Caindo na real: os bastidores da abdicação da rainha Margrethe
Com mais de meio século de trono, ela passou o cetro ao filho, enroscado num suposto caso de traição que poderia abalar o reino
Há algo dando o que falar no reino da Dinamarca — e não se trata do Ozempic, a droga emagrecedora inventada pelo laboratório dinamarquês Novo Nordisk que, sozinha, deu um upgrade no PIB nacional. O impacto desta vez partiu do próprio palácio: em seu tradicional discurso de fim de ano, a muito querida rainha Margrethe, 83 anos e disposição para dar e vender, anunciou que vai abdicar em favor do herdeiro, príncipe Frederik, no dia 14 de janeiro, a exata data em que completa 52 anos no trono. Ela citou questões de saúde: “O tempo passa, as doenças aumentam. Decidi que essa é a hora certa”. Nas colunas de fofocas e nas redes sociais, porém, as más línguas não param de apontar a coincidência entre a abdicação e o escândalo envolvendo Frederik — que, em uma visita particular e não divulgada a Madri, em outubro, passou um dia e uma noite em companhia da socialite mexicana Genoveva Casanova, esfacelando a imagem de casamento perfeito com a princesa Mary, com quem tem quatro filhos. A se crer nos trending topics, ela estaria tendo dificuldade para engolir a traição, e a perspectiva de se tornar rainha consorte seria uma manobra de Margrethe para amolecer a nora.
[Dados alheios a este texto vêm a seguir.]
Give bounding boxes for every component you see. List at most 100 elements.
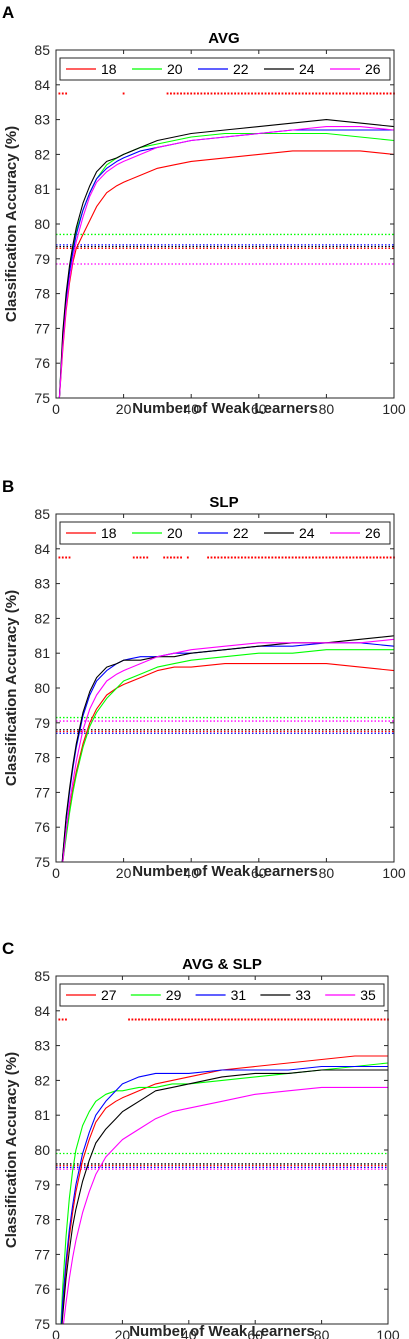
significance-marker (173, 556, 176, 559)
significance-marker (322, 556, 324, 559)
significance-marker (166, 92, 169, 95)
x-axis-label: Number of Weak Learners (132, 400, 318, 417)
significance-marker (146, 556, 149, 559)
series-line-27 (61, 1055, 388, 1324)
x-axis-label: Number of Weak Learners (129, 1323, 315, 1339)
x-tick-label: 60 (251, 401, 267, 417)
significance-marker (373, 1018, 376, 1021)
significance-marker (366, 92, 368, 95)
y-axis-label: Classification Accuracy (%) (3, 1052, 20, 1248)
x-tick-label: 80 (319, 401, 335, 417)
legend-label: 24 (299, 61, 315, 77)
significance-marker (274, 92, 277, 95)
significance-marker (141, 1018, 144, 1021)
significance-marker (227, 1018, 230, 1021)
y-tick-label: 85 (34, 506, 50, 522)
y-tick-label: 78 (34, 750, 50, 766)
significance-marker (300, 1018, 303, 1021)
significance-marker (151, 1018, 154, 1021)
significance-marker (382, 92, 385, 95)
significance-marker (186, 556, 189, 559)
significance-marker (278, 92, 280, 95)
significance-marker (314, 1018, 316, 1021)
y-tick-label: 83 (34, 112, 50, 128)
chart-title: AVG (208, 30, 239, 47)
significance-marker (332, 92, 335, 95)
significance-marker (128, 1018, 130, 1021)
significance-marker (65, 556, 68, 559)
significance-marker (200, 92, 203, 95)
significance-marker (257, 92, 260, 95)
x-tick-label: 80 (319, 865, 335, 881)
significance-marker (380, 1018, 383, 1021)
significance-marker (386, 556, 389, 559)
significance-marker (170, 556, 172, 559)
significance-marker (288, 556, 291, 559)
significance-marker (244, 556, 247, 559)
significance-marker (281, 556, 284, 559)
y-tick-label: 78 (34, 286, 50, 302)
significance-marker (376, 92, 378, 95)
significance-marker (353, 1018, 356, 1021)
significance-marker (294, 1018, 296, 1021)
significance-marker (251, 92, 253, 95)
significance-marker (131, 1018, 134, 1021)
significance-marker (379, 556, 382, 559)
significance-marker (268, 92, 270, 95)
significance-marker (184, 1018, 187, 1021)
series-line-31 (60, 1065, 388, 1324)
significance-marker (173, 92, 176, 95)
y-tick-label: 85 (34, 42, 50, 58)
significance-marker (281, 92, 284, 95)
series-line-24 (61, 635, 394, 862)
legend-label: 33 (295, 987, 311, 1003)
legend-label: 22 (233, 525, 249, 541)
significance-marker (311, 92, 314, 95)
significance-marker (180, 92, 182, 95)
significance-marker (257, 1018, 260, 1021)
x-tick-label: 40 (183, 401, 199, 417)
significance-marker (330, 1018, 333, 1021)
significance-marker (142, 556, 145, 559)
y-tick-label: 79 (34, 1177, 50, 1193)
chart-title: AVG & SLP (182, 956, 262, 973)
significance-marker (227, 556, 230, 559)
significance-marker (355, 92, 358, 95)
significance-marker (340, 1018, 343, 1021)
significance-marker (132, 556, 135, 559)
significance-marker (65, 92, 68, 95)
significance-marker (230, 556, 233, 559)
significance-marker (339, 556, 341, 559)
significance-marker (372, 92, 375, 95)
significance-marker (352, 92, 355, 95)
significance-marker (278, 556, 280, 559)
significance-marker (271, 92, 274, 95)
significance-marker (217, 92, 220, 95)
significance-marker (163, 556, 166, 559)
significance-marker (237, 92, 240, 95)
significance-marker (360, 1018, 363, 1021)
significance-marker (190, 92, 193, 95)
significance-marker (194, 1018, 197, 1021)
y-axis-label: Classification Accuracy (%) (3, 590, 20, 786)
significance-marker (337, 1018, 340, 1021)
y-tick-label: 76 (34, 1281, 50, 1297)
significance-marker (264, 92, 267, 95)
significance-marker (317, 1018, 320, 1021)
legend-label: 20 (167, 525, 183, 541)
series-line-20 (62, 649, 394, 862)
y-tick-label: 78 (34, 1212, 50, 1228)
significance-marker (197, 1018, 200, 1021)
y-tick-label: 80 (34, 680, 50, 696)
significance-marker (315, 92, 318, 95)
significance-marker (308, 556, 311, 559)
significance-marker (251, 556, 253, 559)
y-tick-label: 77 (34, 1246, 50, 1262)
panel-letter: B (2, 477, 14, 496)
significance-marker (234, 556, 237, 559)
significance-marker (328, 92, 331, 95)
significance-marker (332, 556, 335, 559)
significance-marker (193, 92, 196, 95)
significance-marker (271, 556, 274, 559)
significance-marker (187, 1018, 190, 1021)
Sem saber que era seguido por paparazzi, o príncipe herdeiro foi fotografado em Madri com Genoveva, circulando por uma exposição e passeando em um parque. No começo da noite, entrou sozinho no prédio onde ela mora. Horas depois, saíram separados — os dois usando roupas diferentes. Encontraram-se na calçada, entraram em um carro e seguiram para um restaurante, de onde saíram de madrugada. Frederik foi de novo clicado pela manhã, prosaicamente puxando uma mala de rodinhas, antes de seguir para o aeroporto. Enquanto ele supostamente pulava a cerca, Mary encarava um encontro oficial na ONU, em Genebra.
O flagra só veio à tona no final de novembro, coincidindo com uma visita a Copenhague dos reis da Espanha, Felipe e Letizia, eles também enroscados em um escândalo de traição — dela, no caso. Os quatro, profissionalíssimos, sorriram e acenaram como se nada houvesse, mas perto do Natal a princesa embarcou com dois dos filhos — e sem o marido — para a Austrália, seu país de origem (ele viajou depois). Frederik, 55 anos, e Mary, 51, então publicitária, se conheceram em um pub em 2000, na Olimpíada de Sydney, e se casaram quatro anos depois. Ela aprendeu o idioma rapidamente, caiu nas graças dos súditos e é um dos royals mais populares do país, o que não é grande feito — mais de 75% dos dinamarqueses apoiam sua monarquia.
Sejam quais forem os motivos por trás do anúncio de Margrethe (Daisy para os íntimos), ele causou enorme surpresa. Prima de terceiro grau de Elizabeth II, do Reino Unido, ela sempre afirmou que permaneceria no trono até o fim de seus dias, o que é tradição na Dinamarca. Do alto de seu 1,80 metro, com uma queda por vestidos extravagantes, a rainha tirou pleno proveito da informalidade da monarquia dinamarquesa para desenvolver seus muitos interesses: estudou em Cambridge, na Sorbonne e na London School of Economics, pintou quadros que foram parar em exposições, ilustrou livros de J.R.R. Tolkien e mais recentemente desenhou os figurinos de um filme. Fumante inveterada, em 2006 concordou em não mais aparecer em público com um cigarro entre os dedos, pacto que nem sempre respeitou.
Prática e sem papas na língua, em 2022 removeu o título de príncipe e princesa dos filhos de seu caçula, Joachim. “Desejo que meus quatro netos possam moldar sua existência sem as limitações das considerações e obrigações especiais inerentes à ligação formal com uma casa real”, explicou. Todos os envolvidos estrilaram publicamente. Ela pediu desculpas pelo mau jeito, mas não voltou atrás. No dia 14, a última soberana por direito próprio da Europa verá Frederik X ser proclamado rei pela primeira-ministra Mette Frederiksen no Palácio de Christiansborg. A seu lado se sentará Mary, a rainha consorte. Tragédia evitada.